Dafür, dass die im erwähnten Theaterstück als «geistige Brandstifter» bezeichneten Politikerinnen zu Opfern realer Brandstifter geworden waren, mochten sich die Theaterleute nicht verantwortlich fühlen. Man kann es als scheinheilig empfinden, dass sich die Berliner Schaubühne gegen einen Zusammenhang zwischen dem Bühnenstück und den Anschlägen verwahrte. Ein solcher werde bewusst konstruiert, «um die Schaubühne als Theater und Falk Richter als Autor zu verleumden». Die Inszenierung stelle sich der «Wiederkehr des rechten Gedankenguts allein mit Mitteln der Kunst entgegen». Es gehe gegen «rechtsnationale und religiös-fundamentalistische Strömungen».

Die Angegriffenen riefen das Berliner Landgericht an. Dieses bewertete die Kunstfreiheit höher als die Persönlichkeitsrechte der zu Zielscheiben gemachten Frauen. Jeder Besucher könne erkennen, dass es sich nur um ein Theaterstück handle. Ob ein Zusammenhang zwischen den Anschlägen und dem Theaterstück bestand, konnte das Landgericht schon deshalb nicht beurteilen, weil die Täter und damit die Ursachen ihres Handelns unbekannt blieben.

Was alles vom Grundrecht der Meinungsäusserungsfreiheit gedeckt ist, was künstlerische Darstellung und was Anstiftung zu Straftaten unter dem Deckmantel der Kunst ist, muss im Einzelfall der Richter entscheiden.

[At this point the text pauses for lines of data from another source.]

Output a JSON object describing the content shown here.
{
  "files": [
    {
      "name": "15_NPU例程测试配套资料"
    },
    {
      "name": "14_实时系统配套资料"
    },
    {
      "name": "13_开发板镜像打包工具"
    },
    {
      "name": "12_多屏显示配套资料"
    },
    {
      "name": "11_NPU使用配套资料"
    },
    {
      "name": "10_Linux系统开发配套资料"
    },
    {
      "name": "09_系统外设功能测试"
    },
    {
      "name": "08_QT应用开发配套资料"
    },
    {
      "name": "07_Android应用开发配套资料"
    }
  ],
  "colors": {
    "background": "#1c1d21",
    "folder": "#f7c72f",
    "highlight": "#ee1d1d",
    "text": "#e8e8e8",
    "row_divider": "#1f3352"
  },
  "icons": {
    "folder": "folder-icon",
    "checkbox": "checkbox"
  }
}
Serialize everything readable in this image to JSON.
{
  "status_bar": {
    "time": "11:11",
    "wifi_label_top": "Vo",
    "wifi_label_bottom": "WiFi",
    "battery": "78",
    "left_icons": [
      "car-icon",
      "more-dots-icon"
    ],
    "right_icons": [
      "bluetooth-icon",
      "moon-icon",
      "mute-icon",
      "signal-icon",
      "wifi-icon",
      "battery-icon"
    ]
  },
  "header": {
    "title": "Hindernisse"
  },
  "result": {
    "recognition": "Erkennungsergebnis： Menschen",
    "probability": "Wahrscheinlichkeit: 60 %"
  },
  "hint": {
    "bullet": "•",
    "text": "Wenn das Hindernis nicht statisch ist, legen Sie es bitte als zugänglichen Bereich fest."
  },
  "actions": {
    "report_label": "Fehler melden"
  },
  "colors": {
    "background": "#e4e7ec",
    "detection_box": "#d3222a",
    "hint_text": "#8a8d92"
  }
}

Andreas Kley, Inhaber des Lehrstuhls für öffentliches Recht, Verfassungsgeschichte sowie Staats- und Rechtsphilosophie an der Universität Zürich, hat in der neusten Ausgabe des Schweizer Monats zu Recht gefordert, es müsse in der Demokratie zulässig sein, irrige, dumme, einfältige, verletzende und auch wissenschaftlich nicht anerkannte Auffassungen zu verbreiten. (Die Frage strafbarer Äusserungen bleibt hier ausgeklammert.) Das Schweizerische Bundesgericht hält fest, die schweizerische Demokratie traue dem Bürger zu, «zwischen den verschiedenen gegensätzlichen Auffassungen zu unterscheiden, unter den Meinungen auszuwählen, Übertreibungen als solche zu erkennen und vernunftgemäss zu entscheiden» (BGE 98 Ia 80).

Nachdenklich stimmt allerdings, um in Zürich zu bleiben, dass ein Theater noch so niveaulos sein kann, wenn es nur üppig genug subventioniert (und von einer unbekümmerten Kantonalbank gesponsert) wird, dass selbst ein galoppierender Zuschauerschwund es nicht anficht. Dank dieser komfortablen Stallfütterung – um Wilhelm Röpke zu paraphrasieren – kann es nicht nur kulturfrei, sondern auch zuschauerfrei agieren. Hauptsache, die Voodoo-Pöbler können sich selbst verwirklichen.